Le cas le plus récent, d’une réaction de la Minusma, aussi décisive et ferme, sur une crise éclatée entre les protagonistes de la crise malienne, est celui relatif aux hostilités d’Anéfis. A cette occasion, où les combattants des deux camps s’étaient violemment affrontés et que les forces de la plate-forme avaient menacé de pénétrer dans la ville de Kidal, la Minusma, très alerte, avait poussé la menace plus loin jusqu’à ériger, sans même prévenir les autorités gouvernementales, une zone de sécurité autour de Kidal, sur près de 20 kilomètres, non sans avoir au préalable désigné cette action des combattants de la plate-forme comme une violation du processus de paix. La Minusma avait justement expliqué sa démarche, à l’époque des faits, comme des dispositions nécessaires visant à empêcher l’escalade de la violence entre les protagonistes, susceptible de remettre en cause les mesures de protection des populations civiles. Face à cette intrusion de la Minusma, instituant une zone de sécurité autour de Kidal, la CMA elle-même, pour laquelle l’opinion publique malienne croyait avoir bénéficié d’une préférence de la mission onusienne, avait jugé la mesure inopportune. Même attitude pour le gouvernement qui, dans un communiqué, n’avait pas hésité de rappeler à la Minusma son rôle d’impartialité à l’endroit de toutes les populations maliennes. Il est donc clair, à travers ces agissements, que la Minusma a bien fait très souvent le bon samaritain sur le terrain, en cas de menace grave et répétée contre le processus de paix, estimant bien que cela faisait partie de son mandat de stabilisation du pays.

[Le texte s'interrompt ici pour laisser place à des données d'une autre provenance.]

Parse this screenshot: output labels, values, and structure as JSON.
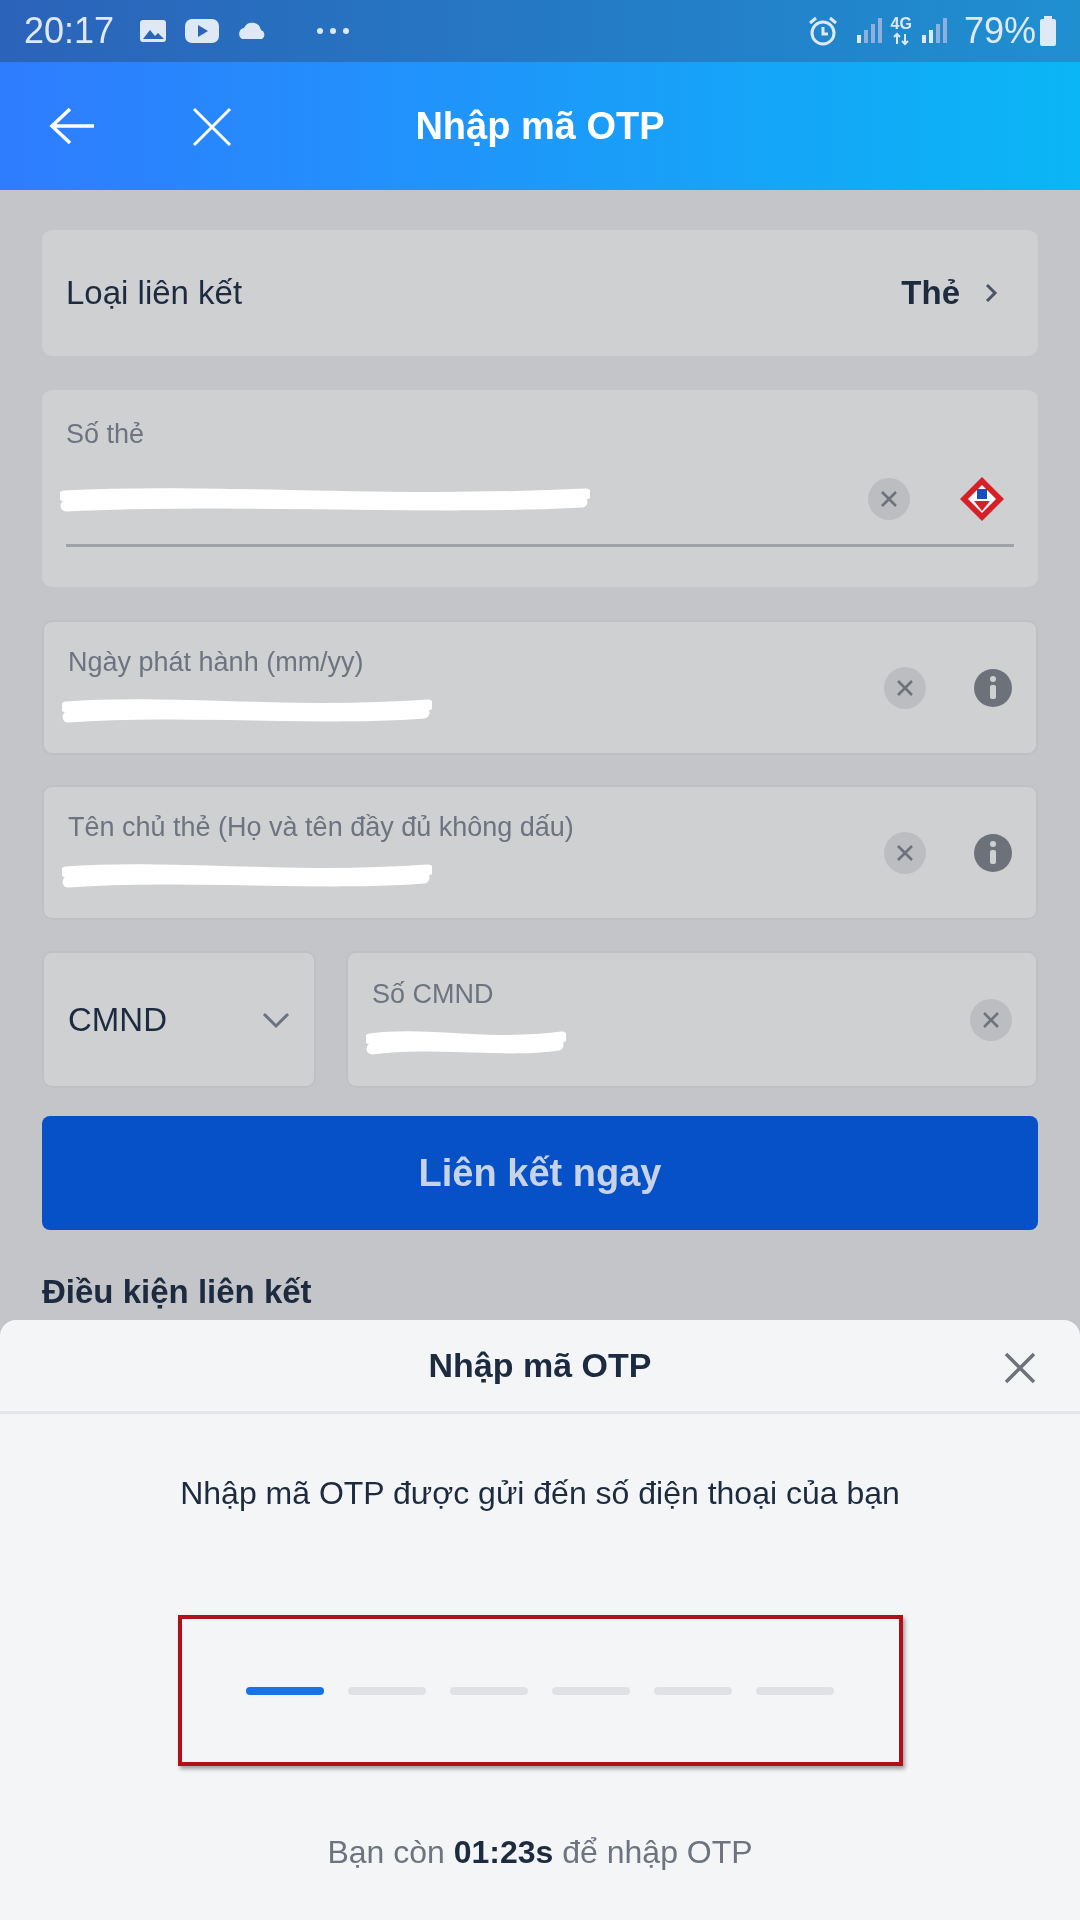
{
  "status_bar": {
    "time": "20:17",
    "network": "4G",
    "battery": "79%"
  },
  "header": {
    "title": "Nhập mã OTP"
  },
  "link_type": {
    "label": "Loại liên kết",
    "value": "Thẻ"
  },
  "fields": [
    {
      "kind": "card",
      "label": "Số thẻ",
      "redacted": true
    },
    {
      "kind": "info",
      "label": "Ngày phát hành (mm/yy)",
      "redacted": true
    },
    {
      "kind": "info",
      "label": "Tên chủ thẻ (Họ và tên đầy đủ không dấu)",
      "redacted": true
    }
  ],
  "id_row": {
    "type": "CMND",
    "field": {
      "label": "Số CMND",
      "redacted": true
    }
  },
  "submit": "Liên kết ngay",
  "section_title": "Điều kiện liên kết",
  "otp_sheet": {
    "title": "Nhập mã OTP",
    "instruction": "Nhập mã OTP được gửi đến số điện thoại của bạn",
    "highlighted": true,
    "slots": [
      {
        "selected": true
      },
      {
        "selected": false
      },
      {
        "selected": false
      },
      {
        "selected": false
      },
      {
        "selected": false
      },
      {
        "selected": false
      }
    ],
    "timer": "Bạn còn **01:23s** để nhập OTP"
  }
}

En clair, en vertu de son mandat, la Minusma a la mission de prévenir et de dénoncer tout manquement grave au processus électoral et de suggérer au conseil de sécurité toute possibilité de sanction ciblée, individuelle ou collective, à l’endroit de tous ceux qui, par leurs comportements et leurs faits, contribuent à annihiler les efforts de paix. À Tallataye, les violences répétées et prolongées contre le processus de paix, rentrant dans la mission politique de stabilisation du pays, pouvaient être directement dénoncées par la Minusma dont le silence sur ces faits gravissimes contre le processus de paix a laissé pantois plus d’un, parmi les observateurs attentifs sur la crise malienne, lesquels ne comprennent pas soudainement cet « oubli » de la mission onusienne à mettre la pression sur les fauteurs de l’ordre public et du processus de paix.

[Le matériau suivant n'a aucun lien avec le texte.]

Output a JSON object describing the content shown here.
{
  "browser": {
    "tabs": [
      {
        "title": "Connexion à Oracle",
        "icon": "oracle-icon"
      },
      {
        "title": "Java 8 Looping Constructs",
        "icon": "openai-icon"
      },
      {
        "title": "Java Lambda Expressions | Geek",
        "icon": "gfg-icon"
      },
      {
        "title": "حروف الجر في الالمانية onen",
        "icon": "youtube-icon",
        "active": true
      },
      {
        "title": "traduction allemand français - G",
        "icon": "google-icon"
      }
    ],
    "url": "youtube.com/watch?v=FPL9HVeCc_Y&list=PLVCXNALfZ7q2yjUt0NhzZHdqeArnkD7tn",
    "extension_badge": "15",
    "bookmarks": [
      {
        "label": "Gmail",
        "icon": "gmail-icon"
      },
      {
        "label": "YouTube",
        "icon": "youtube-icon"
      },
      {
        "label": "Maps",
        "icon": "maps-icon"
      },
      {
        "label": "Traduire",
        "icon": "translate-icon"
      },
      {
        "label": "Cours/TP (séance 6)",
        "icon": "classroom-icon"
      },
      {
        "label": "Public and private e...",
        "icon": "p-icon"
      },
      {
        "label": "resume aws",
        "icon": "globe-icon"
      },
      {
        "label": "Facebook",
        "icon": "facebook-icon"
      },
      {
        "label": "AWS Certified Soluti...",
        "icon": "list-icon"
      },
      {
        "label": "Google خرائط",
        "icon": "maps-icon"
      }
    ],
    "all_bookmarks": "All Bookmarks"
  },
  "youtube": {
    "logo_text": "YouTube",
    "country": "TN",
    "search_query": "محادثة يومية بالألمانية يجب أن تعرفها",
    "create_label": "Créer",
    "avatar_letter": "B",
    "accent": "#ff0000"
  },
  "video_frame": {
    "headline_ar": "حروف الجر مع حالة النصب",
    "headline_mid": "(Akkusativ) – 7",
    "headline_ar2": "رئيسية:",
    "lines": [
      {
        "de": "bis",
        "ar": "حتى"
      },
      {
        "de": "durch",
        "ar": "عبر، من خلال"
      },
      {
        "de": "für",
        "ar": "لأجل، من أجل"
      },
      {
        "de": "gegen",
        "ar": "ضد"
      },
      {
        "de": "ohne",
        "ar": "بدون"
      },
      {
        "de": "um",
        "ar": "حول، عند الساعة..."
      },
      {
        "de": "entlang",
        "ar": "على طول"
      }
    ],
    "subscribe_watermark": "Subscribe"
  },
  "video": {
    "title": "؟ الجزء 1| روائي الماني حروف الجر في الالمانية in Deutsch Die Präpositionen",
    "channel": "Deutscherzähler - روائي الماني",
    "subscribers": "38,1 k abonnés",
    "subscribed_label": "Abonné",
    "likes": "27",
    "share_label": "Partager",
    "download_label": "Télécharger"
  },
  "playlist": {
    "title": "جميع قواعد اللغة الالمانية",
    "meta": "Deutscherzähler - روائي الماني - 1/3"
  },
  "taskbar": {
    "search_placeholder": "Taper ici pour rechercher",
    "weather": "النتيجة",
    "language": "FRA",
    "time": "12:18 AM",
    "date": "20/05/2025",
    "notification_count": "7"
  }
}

La dernière fois, le président IBK l’a bien mentionné : si les forces armées maliennes, bien présentes dans la localité, n’ont pas agi, lorsqu’il y a eu trouble sur le processus de vote, c’était bien pour ne pas fragiliser le processus de paix. Peut-être d’ailleurs que si elles avaient intervenu, en usant la force pour permettre au processus de vote de se dérouler convenablement, dans cette localité, on n’en serait aujourd’hui à dénoncer un usage disproportionné, voire inopportun, de la force militaire sur le terrain. Avec tout le baratin qu’une telle situation entraîne, dans certains milieux que l’on connait pour leurs excès de propagande et de provocation. D’où, ce silence de la Minusma qui dérange aujourd’hui face à ces scènes d’une violence inouïe, éclatées à Tallataye, et qui constituent une menace grave contre le processus de paix, forcément imputables à des groupes hostiles, parfaitement identifiables par leurs comportements de tous jours.